Today my friends from Shah Alam left for Christchurch where they will fly back to Malaysia in two days time. Just like every student who is studying overseas, you will come to a point in your life where you have to see "home" drive away from you. And that is the worst feeling ever. My first time was when I watched my family drove away and left me at Toroa. And today I watched my friends drove away; leaving me alone...back to my empty flat.
I never really indulge in the feelings that I have felt while living here in New Zealand. Because I don't see the point in entertaining them because it will make me feel worse. And I don't need any more self-pitying because it will not get my anywhere since I have to rely on myself to move on with life.
However I do believe in giving myself a break. And this is it. I need to write it out so I can move on and face Monday. Haha.

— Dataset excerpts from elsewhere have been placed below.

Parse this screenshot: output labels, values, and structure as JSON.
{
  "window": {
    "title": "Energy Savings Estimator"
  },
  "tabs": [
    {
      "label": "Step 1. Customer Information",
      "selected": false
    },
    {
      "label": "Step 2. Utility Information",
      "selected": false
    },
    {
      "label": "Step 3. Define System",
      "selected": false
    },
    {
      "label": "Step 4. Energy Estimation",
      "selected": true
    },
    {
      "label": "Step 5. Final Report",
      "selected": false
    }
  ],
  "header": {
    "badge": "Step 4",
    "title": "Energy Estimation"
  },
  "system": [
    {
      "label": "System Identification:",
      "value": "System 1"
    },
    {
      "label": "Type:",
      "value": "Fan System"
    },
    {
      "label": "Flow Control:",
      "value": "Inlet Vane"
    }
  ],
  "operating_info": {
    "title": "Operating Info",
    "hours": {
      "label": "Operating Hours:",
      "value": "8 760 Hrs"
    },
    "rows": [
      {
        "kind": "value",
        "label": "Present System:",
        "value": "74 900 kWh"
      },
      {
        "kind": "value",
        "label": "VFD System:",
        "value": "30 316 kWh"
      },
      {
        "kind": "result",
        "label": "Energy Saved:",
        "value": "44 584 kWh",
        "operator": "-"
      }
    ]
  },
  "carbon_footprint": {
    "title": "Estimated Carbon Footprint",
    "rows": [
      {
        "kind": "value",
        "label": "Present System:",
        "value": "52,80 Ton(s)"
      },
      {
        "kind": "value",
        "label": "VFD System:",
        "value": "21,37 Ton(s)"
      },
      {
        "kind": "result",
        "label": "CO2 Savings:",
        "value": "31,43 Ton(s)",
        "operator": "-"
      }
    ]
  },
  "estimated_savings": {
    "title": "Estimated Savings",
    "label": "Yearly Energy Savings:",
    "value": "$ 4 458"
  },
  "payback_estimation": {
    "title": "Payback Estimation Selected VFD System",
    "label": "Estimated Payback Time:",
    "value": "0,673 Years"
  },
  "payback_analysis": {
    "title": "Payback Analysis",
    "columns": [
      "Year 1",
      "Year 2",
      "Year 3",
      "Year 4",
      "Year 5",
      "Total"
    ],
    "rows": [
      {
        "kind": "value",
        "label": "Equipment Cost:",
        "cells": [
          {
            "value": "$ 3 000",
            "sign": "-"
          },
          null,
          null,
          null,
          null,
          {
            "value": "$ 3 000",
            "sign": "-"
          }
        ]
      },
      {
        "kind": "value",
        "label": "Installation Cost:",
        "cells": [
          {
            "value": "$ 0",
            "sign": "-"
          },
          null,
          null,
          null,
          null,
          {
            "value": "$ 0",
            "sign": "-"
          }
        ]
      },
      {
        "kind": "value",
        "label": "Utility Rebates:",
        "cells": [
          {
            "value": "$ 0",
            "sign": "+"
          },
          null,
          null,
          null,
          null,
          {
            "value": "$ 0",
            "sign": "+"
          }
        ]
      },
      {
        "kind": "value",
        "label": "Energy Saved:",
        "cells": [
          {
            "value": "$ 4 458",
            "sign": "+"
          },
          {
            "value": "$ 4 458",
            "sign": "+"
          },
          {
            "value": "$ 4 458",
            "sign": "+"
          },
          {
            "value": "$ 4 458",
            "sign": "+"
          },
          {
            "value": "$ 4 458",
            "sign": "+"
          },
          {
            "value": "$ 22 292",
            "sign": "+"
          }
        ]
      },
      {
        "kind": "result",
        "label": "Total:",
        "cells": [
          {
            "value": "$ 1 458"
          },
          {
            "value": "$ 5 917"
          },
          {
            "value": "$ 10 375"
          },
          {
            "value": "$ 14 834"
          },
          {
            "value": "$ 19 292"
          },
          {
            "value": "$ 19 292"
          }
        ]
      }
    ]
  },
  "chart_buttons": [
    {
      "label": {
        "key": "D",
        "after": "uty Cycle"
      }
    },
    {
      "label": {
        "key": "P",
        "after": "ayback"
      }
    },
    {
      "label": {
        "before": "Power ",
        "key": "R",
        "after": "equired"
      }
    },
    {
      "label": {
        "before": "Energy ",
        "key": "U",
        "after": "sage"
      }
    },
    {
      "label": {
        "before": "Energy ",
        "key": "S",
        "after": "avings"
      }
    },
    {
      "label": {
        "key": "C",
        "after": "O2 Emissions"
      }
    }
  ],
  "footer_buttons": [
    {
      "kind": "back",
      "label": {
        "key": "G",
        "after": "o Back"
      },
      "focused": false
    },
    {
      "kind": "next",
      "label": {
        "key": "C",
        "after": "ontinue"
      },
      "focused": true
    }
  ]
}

I am fortunate to have establish such wonderful relationships in my life. I have an amazing family where we love each other very much. I am known to be a daddy's girl and the bond that I have with my mother is really special. My siblings and I are becoming more closer than before now that we are all living apart. I also have amazing friends. I'm lucky to have friendships that I can safely say that will last me a lifetime. I've known these people since elementary school and we have gone through many obstacles together. To me, this is home. My family and friends are two non-interchangeable elements for one without the other, is not complete for me. This is where I truly belong regardless where I am in this world.
But 3 years ago I left home to pursue my goals. And that meant stepping out of my comfort zone. By doing so I changed as a person. One may argue that instead of change, I just grew as a person but for the sake of this post I do like to think that I have changed. My outlook on life and its works have greatly changed. And now that girl I know three years ago is gone. I have pondered about this before my friends came to visit. I wondered whether I like how I turned out.
To a certain degree, I feel sad that I'm no longer that girl anymore.
I'm no longer carefree, emotional...and genuine.
I thought I have lost her forever.
But who knew a slice of home could fix you up right away! Soon enough, I found myself reverting back to the old Safia that I knew. I no longer had to defend my opinions or depend on myself. These people took care of me like how a family member would. Heck I've never been taken care of like this in New Zealand like...ever!
Also it really hits home when you come back to the flat and have home cooked meal on the table and people calling you "Safia". I always get that fuzzy feeling when my loved ones call me Safia. Weird, I know!
Hawa showing me some love on our last night together
Depression aside, I have started my last semester at Otago and it is intense. I'm overwhelmed with the amount of assignments due but fear not, this blog will continue with its regular programme. I have so many updates due so this site should be buzzing with updates soon!